On 14th Feb, valentines Day, two suicide attempts happened in IITM. One successful, one saved. That was the first in the series of suicides that follow every month and still going on. The frequency of bizarre accidents shook me at heart. I found I was not the only one feeling such things. I felt grateful that at least I was not getting suicidal thoughts. The institute offered free counseling and a wellness test that was compulsory for every student to attend. 

At my turn, I explained my feelings to the psychologist. She listened to me patiently and asked one thing: "Is it your time to search for love?" She insisted that I focus on my career rather than wasting my time searching for my love. All the things are automatically falling into place. That seems like advice that any random uncle can give you. But her style of explaining it made sense. I can't describe that meeting in words but when I walked out, I was feeling much lighter and fresh.

I reflected on the session for days going ahead. And I found out there are still so many things I could do myself. I could read a hundred romance books to find out what works and doesn't in a love story. I could do some gym training to look fit and attractive. Suddenly, I felt like I was not perfect. I am not a masterpiece, and I still need to work more on myself before I actually start looking for a romantic relationship.
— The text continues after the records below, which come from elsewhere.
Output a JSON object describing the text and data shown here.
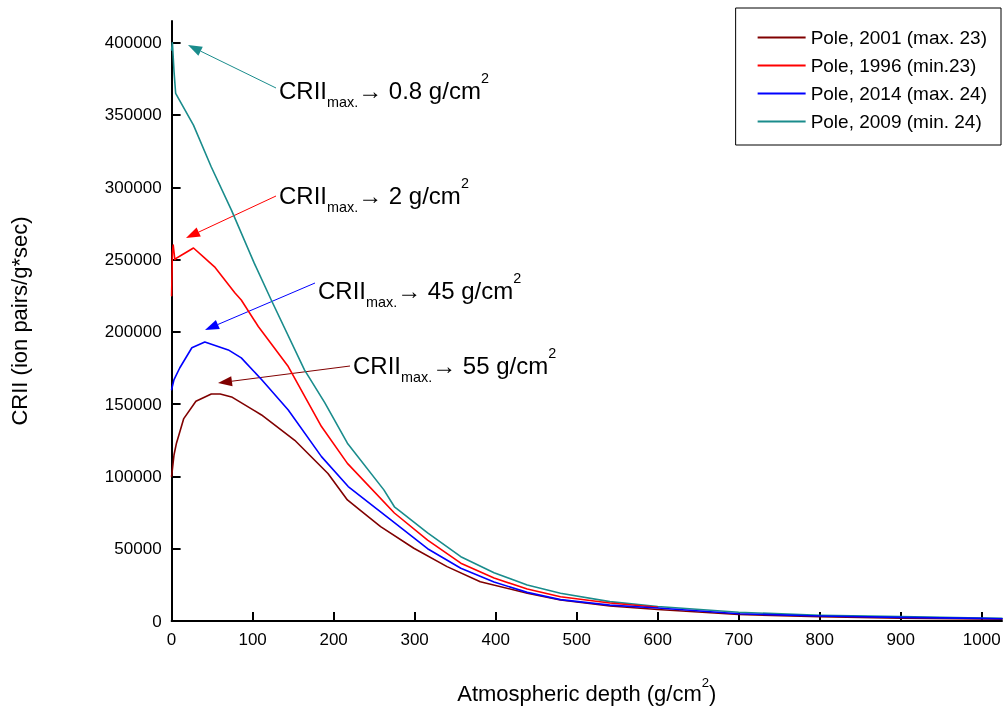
{
  "chart_data": {
    "type": "line",
    "xlabel": "Atmospheric depth (g/cm$^{2}$)",
    "ylabel": "CRII (ion pairs/g*sec)",
    "xlim": [
      0,
      1025
    ],
    "xticks": [
      0,
      100,
      200,
      300,
      400,
      500,
      600,
      700,
      800,
      900,
      1000
    ],
    "ylim": [
      0,
      415000
    ],
    "yticks": [
      0,
      50000,
      100000,
      150000,
      200000,
      250000,
      300000,
      350000,
      400000
    ],
    "grid": false,
    "legend": "top right",
    "marker": "none",
    "line_style": "solid",
    "series": [
      {
        "name": "Pole, 2001 (max. 23)",
        "color": "#800000",
        "x": [
          0,
          3,
          6,
          15,
          30,
          49,
          60,
          74,
          111,
          152,
          193,
          217,
          258,
          299,
          340,
          381,
          439,
          480,
          541,
          600,
          700,
          800,
          900,
          1000,
          1025
        ],
        "values": [
          100000,
          115000,
          123000,
          140000,
          152000,
          157000,
          157000,
          155000,
          142500,
          125000,
          102000,
          83700,
          65300,
          50300,
          37600,
          27200,
          19200,
          14500,
          10400,
          8000,
          4500,
          3000,
          2000,
          1500,
          1300
        ]
      },
      {
        "name": "Pole, 1996 (min.23)",
        "color": "#ff0000",
        "x": [
          0,
          1,
          2,
          4,
          6,
          12,
          27,
          53,
          78,
          86,
          107,
          144,
          185,
          217,
          275,
          316,
          357,
          398,
          439,
          480,
          541,
          600
        ],
        "values": [
          225000,
          255000,
          260000,
          250000,
          251000,
          253000,
          258000,
          245000,
          227000,
          222000,
          203700,
          176000,
          134500,
          109000,
          74700,
          56000,
          40000,
          29700,
          22100,
          16800,
          12400,
          9500
        ]
      },
      {
        "name": "Pole, 2014 (max. 24)",
        "color": "#0000ff",
        "x": [
          0,
          3,
          10,
          25,
          41,
          70,
          86,
          111,
          144,
          185,
          218,
          275,
          316,
          357,
          398,
          439,
          480,
          541,
          600,
          700,
          800,
          900,
          1000,
          1025
        ],
        "values": [
          160000,
          167000,
          175000,
          189000,
          193000,
          187500,
          182000,
          167000,
          146000,
          113700,
          93000,
          68000,
          50000,
          36500,
          27000,
          19800,
          14800,
          11000,
          9000,
          5000,
          3500,
          2500,
          1800,
          1600
        ]
      },
      {
        "name": "Pole, 2009 (min. 24)",
        "color": "#1a8c8c",
        "x": [
          0,
          1,
          3,
          5,
          27,
          49,
          74,
          102,
          123,
          164,
          189,
          217,
          262,
          275,
          316,
          357,
          398,
          439,
          480,
          541,
          600,
          700,
          800,
          900,
          1000,
          1025
        ],
        "values": [
          395000,
          400000,
          380000,
          365000,
          343000,
          314000,
          284000,
          247500,
          222000,
          173700,
          151000,
          123000,
          90700,
          79000,
          60900,
          44500,
          33400,
          24900,
          19200,
          13400,
          10000,
          6000,
          4000,
          3000,
          2000,
          1900
        ]
      }
    ],
    "annotations": [
      "CRII$_{max.}$→ 0.8 g/cm$^{2}$",
      "CRII$_{max.}$→ 2 g/cm$^{2}$",
      "CRII$_{max.}$→ 45 g/cm$^{2}$",
      "CRII$_{max.}$→ 55 g/cm$^{2}$"
    ]
  }
}
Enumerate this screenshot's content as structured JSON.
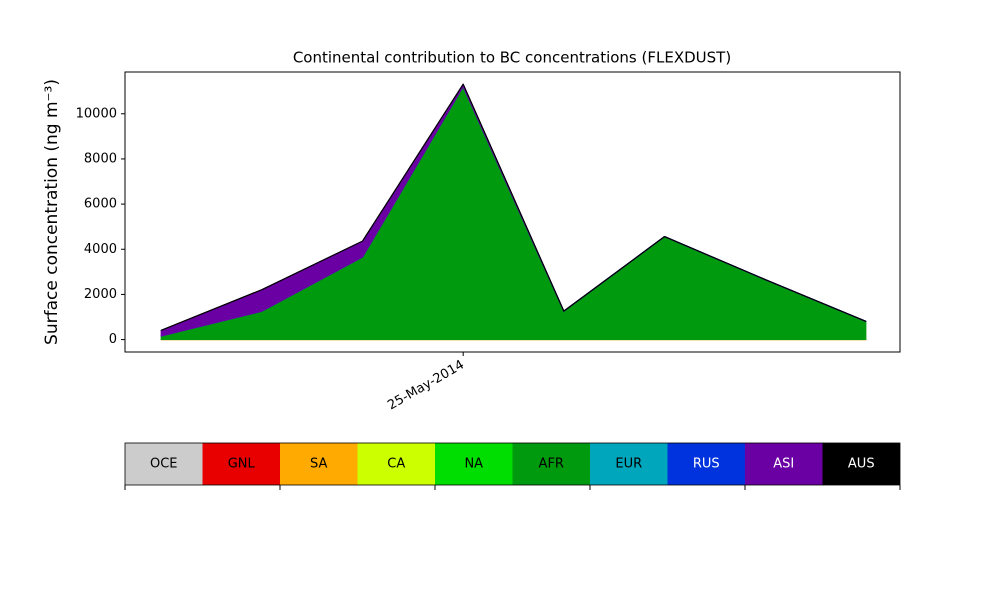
{
  "chart_data": {
    "type": "stacked-area",
    "title": "Continental contribution to BC concentrations (FLEXDUST)",
    "y_label": "Surface concentration (ng m⁻³)",
    "categories": [
      null,
      null,
      null,
      "25-May-2014",
      null,
      null,
      null,
      null
    ],
    "ylim": [
      -550,
      11850
    ],
    "yticks": [
      0,
      2000,
      4000,
      6000,
      8000,
      10000
    ],
    "series": [
      {
        "name": "OCE",
        "color": "#cccccc",
        "values": [
          0,
          0,
          0,
          0,
          0,
          0,
          0,
          0
        ]
      },
      {
        "name": "GNL",
        "color": "#e80000",
        "values": [
          0,
          0,
          0,
          0,
          0,
          0,
          0,
          0
        ]
      },
      {
        "name": "SA",
        "color": "#ffaa00",
        "values": [
          0,
          0,
          0,
          0,
          0,
          0,
          0,
          0
        ]
      },
      {
        "name": "CA",
        "color": "#ccff00",
        "values": [
          10,
          10,
          10,
          10,
          10,
          10,
          10,
          10
        ]
      },
      {
        "name": "NA",
        "color": "#00dd00",
        "values": [
          0,
          0,
          0,
          0,
          0,
          0,
          0,
          0
        ]
      },
      {
        "name": "AFR",
        "color": "#009a0e",
        "values": [
          150,
          1250,
          3650,
          11200,
          1250,
          4550,
          2650,
          800
        ]
      },
      {
        "name": "EUR",
        "color": "#00a6bc",
        "values": [
          0,
          0,
          0,
          0,
          0,
          0,
          0,
          0
        ]
      },
      {
        "name": "RUS",
        "color": "#0033dd",
        "values": [
          0,
          0,
          0,
          0,
          0,
          0,
          0,
          0
        ]
      },
      {
        "name": "ASI",
        "color": "#6a00a3",
        "values": [
          250,
          950,
          700,
          100,
          0,
          0,
          0,
          0
        ]
      },
      {
        "name": "AUS",
        "color": "#000000",
        "values": [
          0,
          0,
          0,
          0,
          0,
          0,
          0,
          0
        ]
      }
    ]
  }
}
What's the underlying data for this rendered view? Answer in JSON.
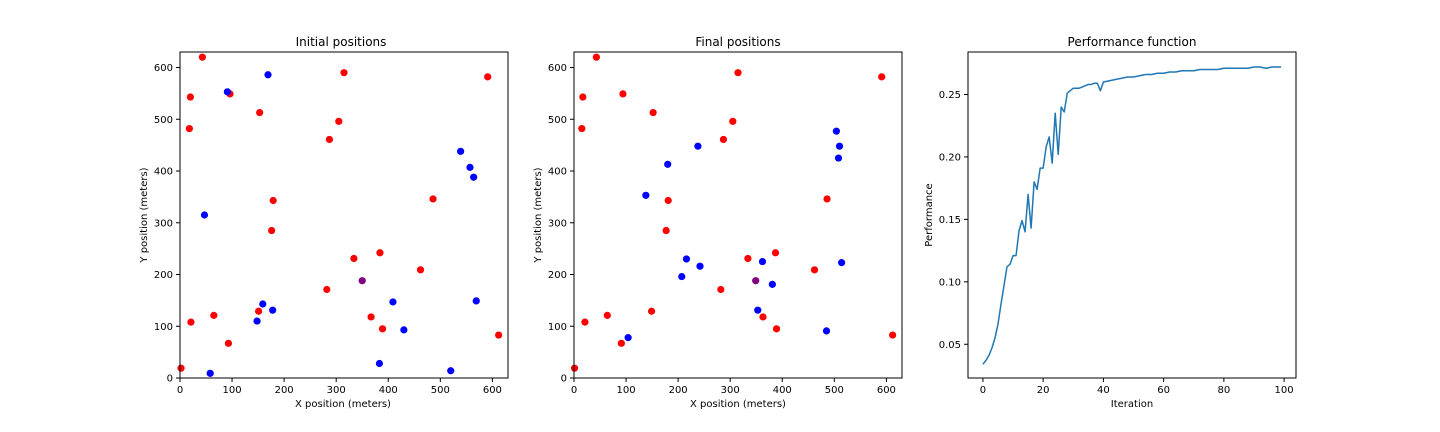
{
  "colors": {
    "red": "#ff0000",
    "blue": "#0000ff",
    "purple": "#800080",
    "line": "#1f77b4"
  },
  "chart_data": [
    {
      "type": "scatter",
      "title": "Initial positions",
      "xlabel": "X position (meters)",
      "ylabel": "Y position (meters)",
      "xlim": [
        0,
        630
      ],
      "ylim": [
        0,
        630
      ],
      "xticks": [
        0,
        100,
        200,
        300,
        400,
        500,
        600
      ],
      "yticks": [
        0,
        100,
        200,
        300,
        400,
        500,
        600
      ],
      "series": [
        {
          "color": "#ff0000",
          "points": [
            [
              43,
              620
            ],
            [
              20,
              543
            ],
            [
              18,
              482
            ],
            [
              96,
              549
            ],
            [
              153,
              513
            ],
            [
              315,
              590
            ],
            [
              305,
              496
            ],
            [
              287,
              461
            ],
            [
              591,
              582
            ],
            [
              486,
              346
            ],
            [
              179,
              343
            ],
            [
              176,
              285
            ],
            [
              384,
              242
            ],
            [
              334,
              231
            ],
            [
              462,
              209
            ],
            [
              282,
              171
            ],
            [
              151,
              129
            ],
            [
              21,
              108
            ],
            [
              65,
              121
            ],
            [
              367,
              118
            ],
            [
              389,
              95
            ],
            [
              612,
              83
            ],
            [
              93,
              67
            ],
            [
              2,
              19
            ]
          ]
        },
        {
          "color": "#0000ff",
          "points": [
            [
              91,
              553
            ],
            [
              169,
              586
            ],
            [
              47,
              315
            ],
            [
              539,
              438
            ],
            [
              557,
              407
            ],
            [
              564,
              388
            ],
            [
              159,
              143
            ],
            [
              178,
              131
            ],
            [
              148,
              110
            ],
            [
              409,
              147
            ],
            [
              569,
              149
            ],
            [
              430,
              93
            ],
            [
              383,
              28
            ],
            [
              58,
              9
            ],
            [
              520,
              14
            ]
          ]
        },
        {
          "color": "#800080",
          "points": [
            [
              350,
              188
            ]
          ]
        }
      ]
    },
    {
      "type": "scatter",
      "title": "Final positions",
      "xlabel": "X position (meters)",
      "ylabel": "Y position (meters)",
      "xlim": [
        0,
        630
      ],
      "ylim": [
        0,
        630
      ],
      "xticks": [
        0,
        100,
        200,
        300,
        400,
        500,
        600
      ],
      "yticks": [
        0,
        100,
        200,
        300,
        400,
        500,
        600
      ],
      "series": [
        {
          "color": "#ff0000",
          "points": [
            [
              43,
              620
            ],
            [
              17,
              543
            ],
            [
              15,
              482
            ],
            [
              94,
              549
            ],
            [
              152,
              513
            ],
            [
              315,
              590
            ],
            [
              305,
              496
            ],
            [
              287,
              461
            ],
            [
              591,
              582
            ],
            [
              486,
              346
            ],
            [
              181,
              343
            ],
            [
              177,
              285
            ],
            [
              387,
              242
            ],
            [
              334,
              231
            ],
            [
              462,
              209
            ],
            [
              282,
              171
            ],
            [
              149,
              129
            ],
            [
              21,
              108
            ],
            [
              64,
              121
            ],
            [
              363,
              118
            ],
            [
              389,
              95
            ],
            [
              612,
              83
            ],
            [
              91,
              67
            ],
            [
              1,
              19
            ]
          ]
        },
        {
          "color": "#0000ff",
          "points": [
            [
              504,
              477
            ],
            [
              510,
              448
            ],
            [
              508,
              425
            ],
            [
              238,
              448
            ],
            [
              180,
              413
            ],
            [
              138,
              353
            ],
            [
              216,
              230
            ],
            [
              207,
              196
            ],
            [
              242,
              216
            ],
            [
              362,
              225
            ],
            [
              514,
              223
            ],
            [
              381,
              181
            ],
            [
              353,
              131
            ],
            [
              104,
              78
            ],
            [
              485,
              91
            ]
          ]
        },
        {
          "color": "#800080",
          "points": [
            [
              349,
              188
            ]
          ]
        }
      ]
    },
    {
      "type": "line",
      "title": "Performance function",
      "xlabel": "Iteration",
      "ylabel": "Performance",
      "xlim": [
        -4.95,
        103.95
      ],
      "ylim": [
        0.023,
        0.284
      ],
      "xticks": [
        0,
        20,
        40,
        60,
        80,
        100
      ],
      "yticks": [
        0.05,
        0.1,
        0.15,
        0.2,
        0.25
      ],
      "series": [
        {
          "color": "#1f77b4",
          "x": [
            0,
            1,
            2,
            3,
            4,
            5,
            6,
            7,
            8,
            9,
            10,
            11,
            12,
            13,
            14,
            15,
            16,
            17,
            18,
            19,
            20,
            21,
            22,
            23,
            24,
            25,
            26,
            27,
            28,
            29,
            30,
            31,
            32,
            33,
            34,
            35,
            36,
            37,
            38,
            39,
            40,
            42,
            44,
            46,
            48,
            50,
            52,
            54,
            56,
            58,
            60,
            62,
            64,
            66,
            68,
            70,
            72,
            74,
            76,
            78,
            80,
            82,
            84,
            86,
            88,
            90,
            92,
            94,
            96,
            98,
            99
          ],
          "y": [
            0.034,
            0.037,
            0.041,
            0.047,
            0.055,
            0.066,
            0.082,
            0.097,
            0.112,
            0.114,
            0.121,
            0.121,
            0.141,
            0.149,
            0.14,
            0.17,
            0.143,
            0.18,
            0.174,
            0.191,
            0.191,
            0.208,
            0.216,
            0.195,
            0.235,
            0.202,
            0.24,
            0.236,
            0.251,
            0.253,
            0.255,
            0.255,
            0.255,
            0.256,
            0.257,
            0.258,
            0.258,
            0.259,
            0.259,
            0.253,
            0.26,
            0.261,
            0.262,
            0.263,
            0.264,
            0.264,
            0.265,
            0.266,
            0.266,
            0.267,
            0.267,
            0.268,
            0.268,
            0.269,
            0.269,
            0.269,
            0.27,
            0.27,
            0.27,
            0.27,
            0.271,
            0.271,
            0.271,
            0.271,
            0.271,
            0.272,
            0.272,
            0.271,
            0.272,
            0.272,
            0.272
          ]
        }
      ]
    }
  ]
}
The biggest thing which gave me motivation was that I should actually write a book and publish it. It would be very pressing to say that I have published a book rather than saying that I write poems sometimes. 

This changed my life. I immediately deleted accounts on all dating apps. I stopped stalking random girls. And I adopted a healthy lifestyle. If I see a couple going hand in hand, I still get the same feeling of desperation, but now the response is different. I take a deep breath and tell myself that I still have a book to write, and not before I complete that I am not getting a girlfriend. I have decided to paint the pot instead of reducing its price.